Los ojos de Mohamad Nasem brillan cuando explica las aventuras de un príncipe legendario. Pero en Pakistán, donde hasta hace medio siglo los contadores de historias eran muy populares, las redes sociales los han relegado casi al olvido.
Mientras cuenta las hazañas del famoso Saif-ul-Malook, una docena de hombres sonríe cuando menciona a la madre del héroe, “fuerte como 25 luchadores”, o a su prometida, “tan bella que, los que la miran desnudarse, escondidos, se desmayan”. Mohamad Nasem, con su barba blanca, parece sorprendido de tener tanto público. Según él, se debe a la entrevista con la AFP. “Normalmente, la gente me dice que estoy loco cuando explico estas historias”.
Este comerciante, de 65 años, asegura que conoce “50 leyendas”, que su padre le enseñó.
Desde el pequeño pueblo de Shogran (al norte de Pakistán), recubierto de nieve, explica que las historias, que “pueden durar días”, son “auténticas”, y constituyen “la historia, la cultura” de ese país.
Pero Mohamad Nasem no las ha transmitido a sus seis hijos.
“Cuando muera, estas historias morirán conmigo”, dice quien se considera “uno de los últimos contadores de historias” de la región.
MERCADO
A dos horas de Shogran, en el pueblo himalayo de Naran, cerca de donde se encuentra el lago Saif-ul-Malook, los jóvenes guías también conocen la historia del famoso príncipe y la cuentan a los turistas.
Pero Naran y Saif-ul-Malook son una excepción. Los cuentacuentos, otrora muy populares en Pakistán, se han apagado.
Peshawar, la capital de la provincia de Jaiber Patunjuá, donde se encuentran Naran y Shogran, fue durante mucho tiempo un lugar conocido por sus narradores. Desde el siglo XVI, tiene un “Qissa khawani bazar”, o “mercadillo de contadores de historias”, explica Muhammad Ali, que ha participado en un libro sobre el tema.
El barrio, hoy lleno de neones y de “tuk-tuk”, fue “el Time Square de la región” por “la excelencia de sus contadores de historias”, recuerda Naeem Safi, consultor de Lok virsa, el instituto de patrimonio folclórico paquistaní.
En aquel entonces, Peshawar era un importante centro de comercio en Asia central y del sur.
“La escritura no era muy habitual. La transmisión del conocimiento se hacía oralmente. Explicar historias era fundamental: la gente se consideraba instruida si había oído suficientes” historias, afirma Safi.

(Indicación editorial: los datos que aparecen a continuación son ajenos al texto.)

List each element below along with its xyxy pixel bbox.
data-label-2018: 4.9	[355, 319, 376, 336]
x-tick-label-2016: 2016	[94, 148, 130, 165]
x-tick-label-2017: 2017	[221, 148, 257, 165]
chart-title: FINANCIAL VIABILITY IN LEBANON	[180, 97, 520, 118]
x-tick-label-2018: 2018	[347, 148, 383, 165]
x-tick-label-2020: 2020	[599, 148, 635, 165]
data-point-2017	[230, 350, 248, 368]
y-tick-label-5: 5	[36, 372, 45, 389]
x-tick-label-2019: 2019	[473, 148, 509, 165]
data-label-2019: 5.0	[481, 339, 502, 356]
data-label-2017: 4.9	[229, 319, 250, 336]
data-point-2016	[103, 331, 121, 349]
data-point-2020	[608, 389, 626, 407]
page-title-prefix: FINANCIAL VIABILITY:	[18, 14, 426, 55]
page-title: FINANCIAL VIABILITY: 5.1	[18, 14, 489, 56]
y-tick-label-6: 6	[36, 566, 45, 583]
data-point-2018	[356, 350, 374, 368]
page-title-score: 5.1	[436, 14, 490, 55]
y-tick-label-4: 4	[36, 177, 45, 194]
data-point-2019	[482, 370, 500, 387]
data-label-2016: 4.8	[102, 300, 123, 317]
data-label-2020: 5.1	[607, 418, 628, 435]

Estos narradores eran “las herramientas de comunicación de aquella época. Eran los mensajeros”, reitera Ali Awais Qarni, investigador en historia y literatura de la Universidad de Peshawar. Unos relataban los peligros que corrieron en los trayectos, otros, guerras en países lejanos.
SEMANAS O MESES
“Cuando contaban la verdad, siempre añadían un poco de poesía y color”, asegura Qarni. “El público los escuchaba durante horas. A veces, una historia podía durar una semana, o un mes”.
A sus 75 años, Khwaja Safar Ali recuerda su juventud en Peshawar y el momento en que llegaban las caravanas de comerciantes. Por la noche, “nos sentábamos todos juntos y escuchábamos a los contadores de historias. Nos hablaban de Kabul, la URSS, Uzbekistán. Conocíamos esos países gracias a ellos”.
Pero, en los años 1960, con el transporte moderno, dejaron de llegar las caravanas a Peshawar, explica. Y aunque estos cuentacuentos seguían narrando historias en pequeños grupos, poco a poco fueron suplantados por la radio y la televisión.
“Hoy en día, los contadores de historias han desaparecido. La gente no tiene tiempo de escucharlos. Y ahora tienen sus teléfonos celulares, las redes sociales”, constata Khwaja Safar Ali, mostrando su propio móvil: “Es esto lo que ahora cuenta las historias”.
Uno de los últimos narradores de Peshawar, nacido en 1934, murió recientemente, explica Jalil Ahmed, un guía que hasta hace poco llevaba a sus clientes hasta este cuentista. “Ahora, la única manera de ver a estos contadores será quizás en el cementerio”, se lamenta.